This was the precipice. George went hurtling over the edge with whirling brain: “Brunger coming down here?” he cried.

“Rather! Now, we three together, old man—”

“When's he coming?” George asked. He could not hear his own voice—the old nightmares danced before his eyes, roared their horrors in his ears.

Bill looked at the clock. “He ought to be here by now. He ought to have arrived—”

The roaring confusion in George's brain went to a tingling silence; through it there came footsteps and a man's voice upon the stairs.

As the tracked criminal who hears his pursuer upon the threshold, as the fugitive from justice who feels upon his shoulder the sudden hand of arrest, as the poor wretch in the condemned cell when the hangman enters—as the feelings of these, so, at this sound, the emotions of my miserable George.

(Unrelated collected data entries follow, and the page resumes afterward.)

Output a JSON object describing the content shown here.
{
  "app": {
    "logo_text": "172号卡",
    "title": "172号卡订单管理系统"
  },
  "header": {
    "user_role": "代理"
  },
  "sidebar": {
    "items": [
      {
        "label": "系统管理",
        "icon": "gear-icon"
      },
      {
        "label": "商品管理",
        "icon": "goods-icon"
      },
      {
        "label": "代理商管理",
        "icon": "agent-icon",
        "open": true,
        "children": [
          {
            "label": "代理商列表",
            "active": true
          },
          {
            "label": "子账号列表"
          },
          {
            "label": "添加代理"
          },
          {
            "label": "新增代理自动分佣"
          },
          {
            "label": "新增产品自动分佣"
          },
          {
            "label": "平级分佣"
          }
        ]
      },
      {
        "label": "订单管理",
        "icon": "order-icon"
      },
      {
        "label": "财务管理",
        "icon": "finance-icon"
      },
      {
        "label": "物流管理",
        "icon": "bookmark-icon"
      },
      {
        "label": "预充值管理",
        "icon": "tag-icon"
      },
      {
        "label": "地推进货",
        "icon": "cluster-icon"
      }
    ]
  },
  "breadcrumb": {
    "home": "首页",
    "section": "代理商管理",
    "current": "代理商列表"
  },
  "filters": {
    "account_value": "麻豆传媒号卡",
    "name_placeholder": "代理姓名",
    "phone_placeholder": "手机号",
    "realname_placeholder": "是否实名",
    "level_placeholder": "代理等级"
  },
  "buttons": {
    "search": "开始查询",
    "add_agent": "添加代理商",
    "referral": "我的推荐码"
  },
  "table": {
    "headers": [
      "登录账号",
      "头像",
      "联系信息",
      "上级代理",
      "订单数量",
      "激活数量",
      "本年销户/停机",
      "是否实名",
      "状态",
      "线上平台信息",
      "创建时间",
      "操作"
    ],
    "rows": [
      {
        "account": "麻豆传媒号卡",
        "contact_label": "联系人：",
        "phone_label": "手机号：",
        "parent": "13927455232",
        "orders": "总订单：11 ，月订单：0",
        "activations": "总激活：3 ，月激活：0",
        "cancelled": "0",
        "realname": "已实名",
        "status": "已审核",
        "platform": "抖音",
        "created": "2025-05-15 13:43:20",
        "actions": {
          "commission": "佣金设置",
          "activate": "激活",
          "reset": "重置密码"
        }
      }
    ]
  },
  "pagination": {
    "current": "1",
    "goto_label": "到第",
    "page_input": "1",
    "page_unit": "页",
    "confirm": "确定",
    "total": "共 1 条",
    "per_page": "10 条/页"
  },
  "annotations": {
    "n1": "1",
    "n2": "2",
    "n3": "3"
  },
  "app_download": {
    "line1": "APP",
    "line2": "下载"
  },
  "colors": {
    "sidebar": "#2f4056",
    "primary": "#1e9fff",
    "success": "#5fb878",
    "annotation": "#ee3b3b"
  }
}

A dash must be made to flatten this hideous doom. Upon a sudden impulse he started forward. “Bill! Bill, old man, I want to tell you something. You don't know what the finding of this cat means to me. It—”

“I do know, old man,” Bill earnestly assured him. “You're splendid, old man, splendid. I never dreamt you were so fond of your uncle. Old man, it means even more to me—it means Margaret and success. Here's Brunger. We three together, George. Nothing shall stop us.”

IV.

The sagacious detective entered. George gave him a limp, damp hand.